Deine Darmgesundheit spielt eine entscheidende Rolle bei der Versorgung mit Mineralien, Vitaminen und Spurenelementen. Um die Resportionsfähigkeit deines Darms zu fördern, kann eine Darmkur oder sogar Darmsanierung, z.B. in Form unser 30-tägigen Detox Kur sinnvoll sein.

Ist das Gleichgewicht deiner Darmflora gestört, herrscht eine Dysbiose vor. Das kann zur Folge haben, dass Nährstoffe aus der Nahrung nicht aufgenommen werden können und es dadurch langfristig zu einem Nährstoffmangel kommen kann. Eine Dysbiose wird meist immer mit einer Ernährungsumstellung und der Einnahme von Probiotika begleitet, damit die Darmflora wieder ins Gleichgewicht kommen kann. Präbiotika dienen Probiotika als Nahrung und können über die Nahrung aufgenommen werden oder z.B. in Form von Inulin zusätzlich eingenommen werden.

Heilplfanzen können ebenfalls einem Nährstoffmangel entgegenwirken. Zum einen kannst du mit Bitterstoffen deine Verdauungssäfte anregen. Bitterstoffe kommen in unseren heutigen Ernährungsgewohnheiten kaum mehr vor. Diese findest du u.a. in Löwenzahn, Kümmel, Fenchel oder Schafgarbe.

Der Genuss von Alkohol und Zigaretten sind wahre Nährstoffräuber, denn für den Abbau von Alkohol oder Nikotin mobilisert unser Körper Vitamine und andere Nährstoffe. Daher solltest du deine Konsul von Genussmitteln einschränken oder darauf ganz verzichten. Raucher haben generell einen höheren Nährstoffbedarf als Nichtraucher. Wenn dieser über einen längeren Zeitraum nicht gedeckt ist, kann auch der angfristige Konsum von Genussmitteln zu einem Nährstoffmangel führen.

Nährstoffräuber sind ebenfalls emotionaler oder körperlicher Stress. Daher solltest du daruf achten Stress zu reduzieren und gezielt abzubauen. Regelmäßige Bewegung und Sport und Entspannungstechniken wie Autogenes Training oder Yoga und Tai Chi eigenen sich z.B. sehr gut dafür.

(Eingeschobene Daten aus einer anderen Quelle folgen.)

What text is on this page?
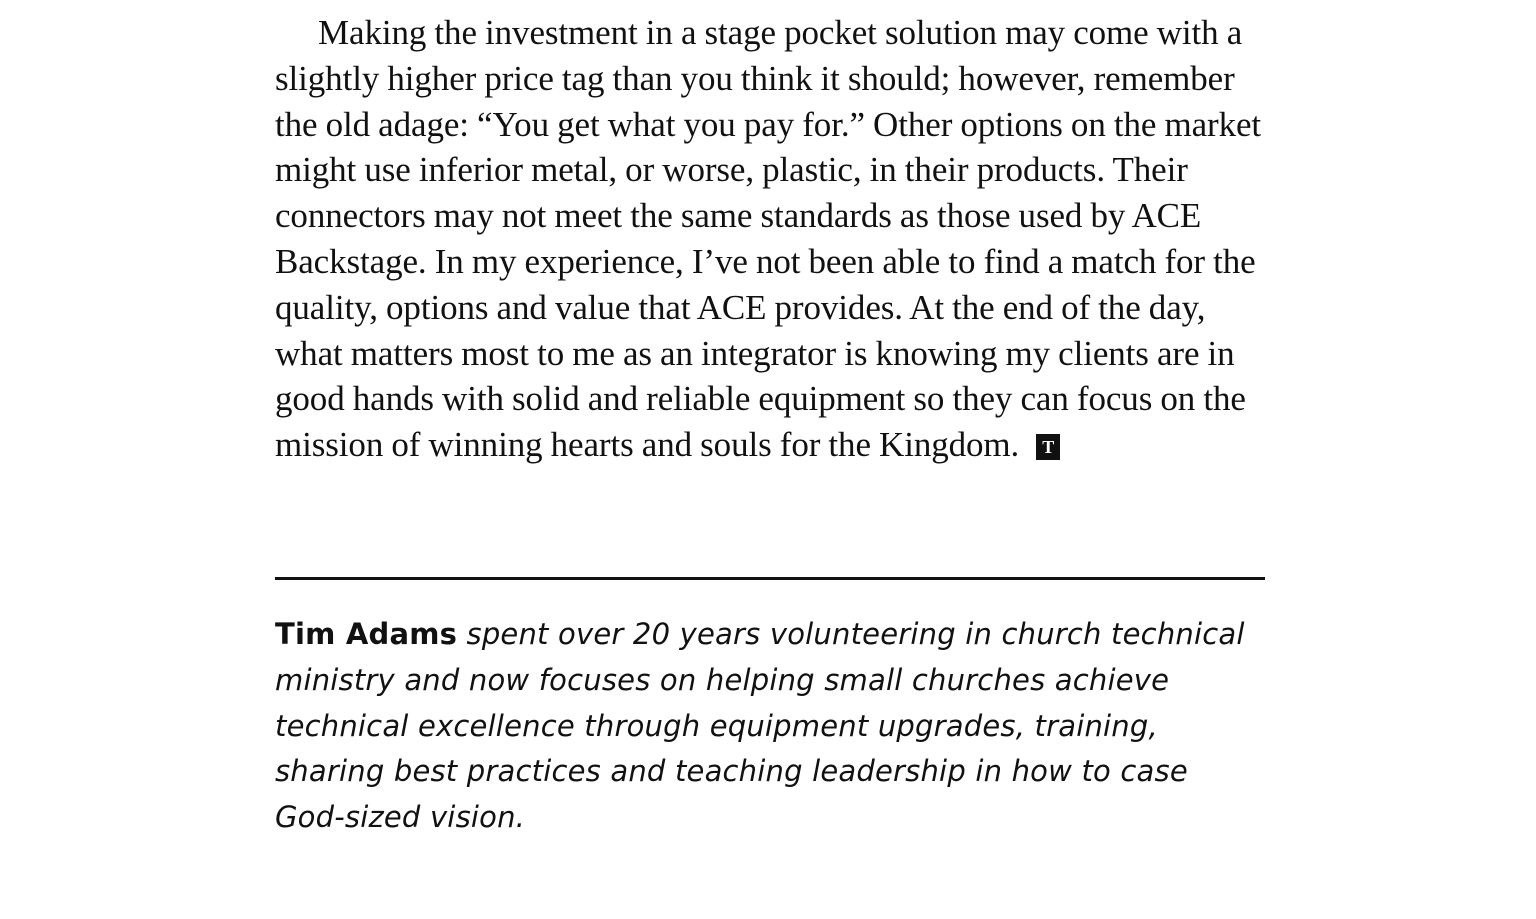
Making the investment in a stage pocket solution may come with a slightly higher price tag than you think it should; however, remember the old adage: “You get what you pay for.” Other options on the market might use inferior metal, or worse, plastic, in their products. Their connectors may not meet the same standards as those used by ACE Backstage. In my experience, I’ve not been able to find a match for the quality, options and value that ACE provides. At the end of the day, what matters most to me as an integrator is knowing my clients are in good hands with solid and reliable equipment so they can focus on the mission of winning hearts and souls for the Kingdom. T

Tim Adams spent over 20 years volunteering in church technical ministry and now focuses on helping small churches achieve technical excellence through equipment upgrades, training, sharing best practices and teaching leadership in how to case God-sized vision.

Auch bei der Zubereitung von Essen, genauergesagt beim Kochen gehen viele Nährstoffe verloren. Gemüse kannst du z.B. schonender durch Dampfgarung zubereiten, so bleiben mehr Nährstoffe erhalten. Zudem bleiben in bissfestestem Gemüse mehr Vitamine erhalten, als in zerkochtem. Grundsätzlich gilt: Je frischer das Gemüse, umso mehr Nährstoffe enthält es.